Critical Municipal Facilities
Ava is powering essential city facilities with solar and battery systems that keep critical services running during power outages, while reducing energy costs and increasing local generation.
Program Overview
Ava’s Critical Municipal Facilities program is bringing solar and battery storage to essential city services across Berkeley, Fremont, Hayward, and Livermore. Across eight sites, we’ll install 490 kW of photovoltaic (PV) solar panels and 1.34 MWh of battery storage, generating 778,000 kWh of clean energy in the first year alone.
These systems serve facilities our communities depend on most, including fire stations, community centers, food banks, equipment yards, and city council buildings. They’re designed to keep critical services running during power outages while reducing energy costs and increasing local generation.
Why It Matters

Solar and battery storage systems can help ensure the most important facilities in our community are powered by local, renewable energy and stay open during grid outages.

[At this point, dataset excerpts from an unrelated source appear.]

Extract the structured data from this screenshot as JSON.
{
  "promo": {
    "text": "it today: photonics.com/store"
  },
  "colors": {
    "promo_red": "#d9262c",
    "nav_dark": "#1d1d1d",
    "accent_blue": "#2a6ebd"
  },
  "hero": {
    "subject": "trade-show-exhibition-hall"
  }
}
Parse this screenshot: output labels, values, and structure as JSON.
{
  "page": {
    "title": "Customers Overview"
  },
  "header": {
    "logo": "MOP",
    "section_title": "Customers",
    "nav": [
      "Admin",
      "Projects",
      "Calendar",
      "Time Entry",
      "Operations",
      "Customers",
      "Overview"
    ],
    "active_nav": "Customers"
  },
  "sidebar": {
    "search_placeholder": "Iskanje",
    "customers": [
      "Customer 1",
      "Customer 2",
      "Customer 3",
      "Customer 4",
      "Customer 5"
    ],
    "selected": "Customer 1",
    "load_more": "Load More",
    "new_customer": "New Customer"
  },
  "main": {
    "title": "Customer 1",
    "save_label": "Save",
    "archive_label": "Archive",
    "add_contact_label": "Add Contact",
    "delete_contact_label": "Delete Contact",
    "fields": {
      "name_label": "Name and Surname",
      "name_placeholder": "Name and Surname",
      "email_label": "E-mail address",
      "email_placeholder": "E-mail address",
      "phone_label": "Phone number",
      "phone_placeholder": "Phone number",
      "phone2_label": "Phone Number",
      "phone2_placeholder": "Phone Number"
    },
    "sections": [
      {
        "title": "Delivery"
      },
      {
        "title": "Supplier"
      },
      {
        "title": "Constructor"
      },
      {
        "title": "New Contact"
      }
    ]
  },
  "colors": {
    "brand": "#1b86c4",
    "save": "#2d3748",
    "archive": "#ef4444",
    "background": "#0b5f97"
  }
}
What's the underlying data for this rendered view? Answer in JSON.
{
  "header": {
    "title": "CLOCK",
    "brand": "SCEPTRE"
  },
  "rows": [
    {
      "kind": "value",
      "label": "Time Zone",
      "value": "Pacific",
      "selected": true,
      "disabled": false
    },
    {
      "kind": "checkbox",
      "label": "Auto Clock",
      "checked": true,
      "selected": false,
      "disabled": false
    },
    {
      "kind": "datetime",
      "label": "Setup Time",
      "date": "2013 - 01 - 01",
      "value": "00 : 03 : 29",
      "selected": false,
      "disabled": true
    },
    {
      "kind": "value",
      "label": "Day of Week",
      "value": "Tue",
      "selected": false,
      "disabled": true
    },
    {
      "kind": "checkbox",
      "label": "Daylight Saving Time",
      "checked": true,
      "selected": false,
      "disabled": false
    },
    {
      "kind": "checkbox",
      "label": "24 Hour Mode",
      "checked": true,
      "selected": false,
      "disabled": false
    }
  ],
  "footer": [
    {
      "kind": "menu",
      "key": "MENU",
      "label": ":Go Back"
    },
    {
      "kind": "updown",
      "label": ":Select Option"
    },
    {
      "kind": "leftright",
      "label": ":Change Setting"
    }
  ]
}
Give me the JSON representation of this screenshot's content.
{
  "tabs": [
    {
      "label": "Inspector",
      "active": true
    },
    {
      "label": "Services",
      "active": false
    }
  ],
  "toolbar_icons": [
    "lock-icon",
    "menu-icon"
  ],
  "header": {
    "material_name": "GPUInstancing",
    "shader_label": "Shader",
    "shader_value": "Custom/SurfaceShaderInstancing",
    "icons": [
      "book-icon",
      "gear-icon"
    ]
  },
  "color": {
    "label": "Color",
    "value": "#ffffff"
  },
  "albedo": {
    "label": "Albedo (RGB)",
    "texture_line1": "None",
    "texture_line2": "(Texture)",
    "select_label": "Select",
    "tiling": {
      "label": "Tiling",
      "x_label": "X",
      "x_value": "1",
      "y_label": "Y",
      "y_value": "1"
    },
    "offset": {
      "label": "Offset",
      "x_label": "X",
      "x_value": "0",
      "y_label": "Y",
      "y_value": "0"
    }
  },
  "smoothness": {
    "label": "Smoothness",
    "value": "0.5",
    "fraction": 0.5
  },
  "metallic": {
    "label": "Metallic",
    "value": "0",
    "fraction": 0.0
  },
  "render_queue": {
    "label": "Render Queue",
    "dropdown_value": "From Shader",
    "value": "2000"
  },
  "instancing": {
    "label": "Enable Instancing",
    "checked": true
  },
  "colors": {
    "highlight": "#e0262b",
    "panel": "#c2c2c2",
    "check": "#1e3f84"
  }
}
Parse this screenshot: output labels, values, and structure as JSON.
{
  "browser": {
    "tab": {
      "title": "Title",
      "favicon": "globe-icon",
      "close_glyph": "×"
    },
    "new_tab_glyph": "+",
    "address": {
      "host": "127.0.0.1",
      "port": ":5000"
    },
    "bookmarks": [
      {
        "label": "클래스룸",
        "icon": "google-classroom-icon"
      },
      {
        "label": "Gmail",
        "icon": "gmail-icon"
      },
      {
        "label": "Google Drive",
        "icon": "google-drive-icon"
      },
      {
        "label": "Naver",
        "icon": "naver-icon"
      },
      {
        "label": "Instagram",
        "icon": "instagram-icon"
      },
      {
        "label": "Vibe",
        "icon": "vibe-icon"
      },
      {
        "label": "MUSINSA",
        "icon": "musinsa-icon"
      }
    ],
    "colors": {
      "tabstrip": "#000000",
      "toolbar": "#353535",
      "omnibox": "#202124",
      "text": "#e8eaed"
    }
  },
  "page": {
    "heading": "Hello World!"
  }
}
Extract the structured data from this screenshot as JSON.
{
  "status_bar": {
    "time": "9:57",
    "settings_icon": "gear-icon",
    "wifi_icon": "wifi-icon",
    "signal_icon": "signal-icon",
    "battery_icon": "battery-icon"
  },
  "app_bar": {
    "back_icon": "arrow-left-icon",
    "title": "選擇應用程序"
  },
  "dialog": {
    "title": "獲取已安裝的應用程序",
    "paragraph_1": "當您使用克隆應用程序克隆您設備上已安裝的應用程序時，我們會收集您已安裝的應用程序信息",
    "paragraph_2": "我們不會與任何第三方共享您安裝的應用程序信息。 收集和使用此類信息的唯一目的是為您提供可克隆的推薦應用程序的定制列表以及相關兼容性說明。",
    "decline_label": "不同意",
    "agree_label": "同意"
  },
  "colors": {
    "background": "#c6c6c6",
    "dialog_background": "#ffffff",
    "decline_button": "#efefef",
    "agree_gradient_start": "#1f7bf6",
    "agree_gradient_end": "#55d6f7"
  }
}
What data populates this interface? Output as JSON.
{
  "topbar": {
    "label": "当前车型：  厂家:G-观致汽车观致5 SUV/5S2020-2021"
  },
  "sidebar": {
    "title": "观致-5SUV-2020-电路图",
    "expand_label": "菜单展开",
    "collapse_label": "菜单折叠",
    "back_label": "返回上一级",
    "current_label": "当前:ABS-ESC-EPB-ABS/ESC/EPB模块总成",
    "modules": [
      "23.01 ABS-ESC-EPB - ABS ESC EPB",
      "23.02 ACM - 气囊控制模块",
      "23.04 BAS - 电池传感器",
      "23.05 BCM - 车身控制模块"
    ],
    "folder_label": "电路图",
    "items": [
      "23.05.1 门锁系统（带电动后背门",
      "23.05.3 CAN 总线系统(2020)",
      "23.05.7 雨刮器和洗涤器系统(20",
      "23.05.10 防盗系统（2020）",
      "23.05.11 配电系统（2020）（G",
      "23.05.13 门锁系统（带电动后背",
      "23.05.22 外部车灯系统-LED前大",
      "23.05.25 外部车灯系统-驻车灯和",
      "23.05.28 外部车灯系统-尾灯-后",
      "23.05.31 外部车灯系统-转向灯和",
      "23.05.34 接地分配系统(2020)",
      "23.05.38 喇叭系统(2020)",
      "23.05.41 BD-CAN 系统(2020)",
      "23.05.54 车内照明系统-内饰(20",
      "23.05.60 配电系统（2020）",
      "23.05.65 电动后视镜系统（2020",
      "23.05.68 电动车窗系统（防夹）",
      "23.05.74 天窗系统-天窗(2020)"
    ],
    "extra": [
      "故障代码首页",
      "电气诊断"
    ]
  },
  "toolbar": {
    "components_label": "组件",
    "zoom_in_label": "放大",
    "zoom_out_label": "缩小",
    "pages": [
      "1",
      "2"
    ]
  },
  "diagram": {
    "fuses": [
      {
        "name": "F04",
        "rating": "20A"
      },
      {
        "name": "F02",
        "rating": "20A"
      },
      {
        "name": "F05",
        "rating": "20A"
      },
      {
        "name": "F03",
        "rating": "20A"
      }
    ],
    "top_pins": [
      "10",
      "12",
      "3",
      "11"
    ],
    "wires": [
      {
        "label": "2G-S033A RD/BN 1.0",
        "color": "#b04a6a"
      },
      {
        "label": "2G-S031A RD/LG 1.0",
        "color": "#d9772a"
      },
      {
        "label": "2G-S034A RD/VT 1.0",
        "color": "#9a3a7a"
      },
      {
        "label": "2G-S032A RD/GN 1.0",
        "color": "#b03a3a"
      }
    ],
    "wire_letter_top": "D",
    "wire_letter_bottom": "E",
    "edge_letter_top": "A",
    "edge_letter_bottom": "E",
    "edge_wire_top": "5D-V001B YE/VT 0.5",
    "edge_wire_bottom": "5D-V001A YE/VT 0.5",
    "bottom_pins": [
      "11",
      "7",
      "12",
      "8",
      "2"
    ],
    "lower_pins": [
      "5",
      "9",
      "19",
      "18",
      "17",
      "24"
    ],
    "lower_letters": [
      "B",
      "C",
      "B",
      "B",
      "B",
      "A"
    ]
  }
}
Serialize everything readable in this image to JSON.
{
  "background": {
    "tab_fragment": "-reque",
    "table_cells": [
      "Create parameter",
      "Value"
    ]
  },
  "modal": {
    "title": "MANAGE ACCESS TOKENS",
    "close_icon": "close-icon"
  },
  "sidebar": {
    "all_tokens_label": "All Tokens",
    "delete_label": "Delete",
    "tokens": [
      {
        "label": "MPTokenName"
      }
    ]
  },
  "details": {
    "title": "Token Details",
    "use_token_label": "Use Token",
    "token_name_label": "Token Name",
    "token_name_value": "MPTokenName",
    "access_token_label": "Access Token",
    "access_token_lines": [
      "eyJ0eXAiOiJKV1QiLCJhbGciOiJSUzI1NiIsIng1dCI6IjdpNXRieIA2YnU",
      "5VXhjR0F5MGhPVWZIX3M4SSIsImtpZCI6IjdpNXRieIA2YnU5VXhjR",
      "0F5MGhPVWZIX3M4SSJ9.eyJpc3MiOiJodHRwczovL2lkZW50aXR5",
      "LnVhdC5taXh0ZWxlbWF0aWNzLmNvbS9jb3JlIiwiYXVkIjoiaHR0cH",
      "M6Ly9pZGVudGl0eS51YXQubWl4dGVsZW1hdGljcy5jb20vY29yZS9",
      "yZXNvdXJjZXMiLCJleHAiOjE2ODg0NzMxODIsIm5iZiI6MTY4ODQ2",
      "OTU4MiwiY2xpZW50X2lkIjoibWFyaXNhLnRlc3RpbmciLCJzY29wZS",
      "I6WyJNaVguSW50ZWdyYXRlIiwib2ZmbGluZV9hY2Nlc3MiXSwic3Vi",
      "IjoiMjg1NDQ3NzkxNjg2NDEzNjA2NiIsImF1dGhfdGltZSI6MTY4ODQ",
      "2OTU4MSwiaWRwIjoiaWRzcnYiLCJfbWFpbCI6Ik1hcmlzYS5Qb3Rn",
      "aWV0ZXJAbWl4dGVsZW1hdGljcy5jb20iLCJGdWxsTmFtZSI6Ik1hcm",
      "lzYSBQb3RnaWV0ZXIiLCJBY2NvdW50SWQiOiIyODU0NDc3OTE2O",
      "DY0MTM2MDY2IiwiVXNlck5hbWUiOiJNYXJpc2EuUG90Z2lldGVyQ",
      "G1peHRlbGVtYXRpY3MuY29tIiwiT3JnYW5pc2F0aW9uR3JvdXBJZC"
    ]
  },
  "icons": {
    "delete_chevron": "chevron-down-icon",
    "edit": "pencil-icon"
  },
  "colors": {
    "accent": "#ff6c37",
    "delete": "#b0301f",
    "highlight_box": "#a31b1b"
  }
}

But local governments face several barriers to installing solar and battery systems. They often lack the time, funding, or technical expertise, and smaller facilities can’t reach the scale needed for bulk purchasing advantages. Similarly, contractors face disproportionately high upfront costs for smaller installations.
The Critical Municipal Facilities program was developed to remove those barriers. Cities benefit from 25-year power purchase agreements with no upfront costs, achieving cost savings compared to maintaining the status quo while gaining resilience benefits and long-term energy price protection.
Current Status
Ava has worked with its member cities to identify critical facilities across our service area. An initial portfolio-level analysis evaluated each site’s natural hazard exposure, community importance, and solar and battery potential, identifying priority locations with preliminary system sizes.
In May 2025, Ava contracted with McMillan Electric, a local contractor using union labor, to build systems at eight municipal sites across four cities. Ava will own these solar and battery systems, which the cities will pay for via power purchase agreements over 25-year terms with no upfront costs to them.
All but one of these projects are scheduled for completion by April 15, 2026, to qualify for NEM 2.0 rates.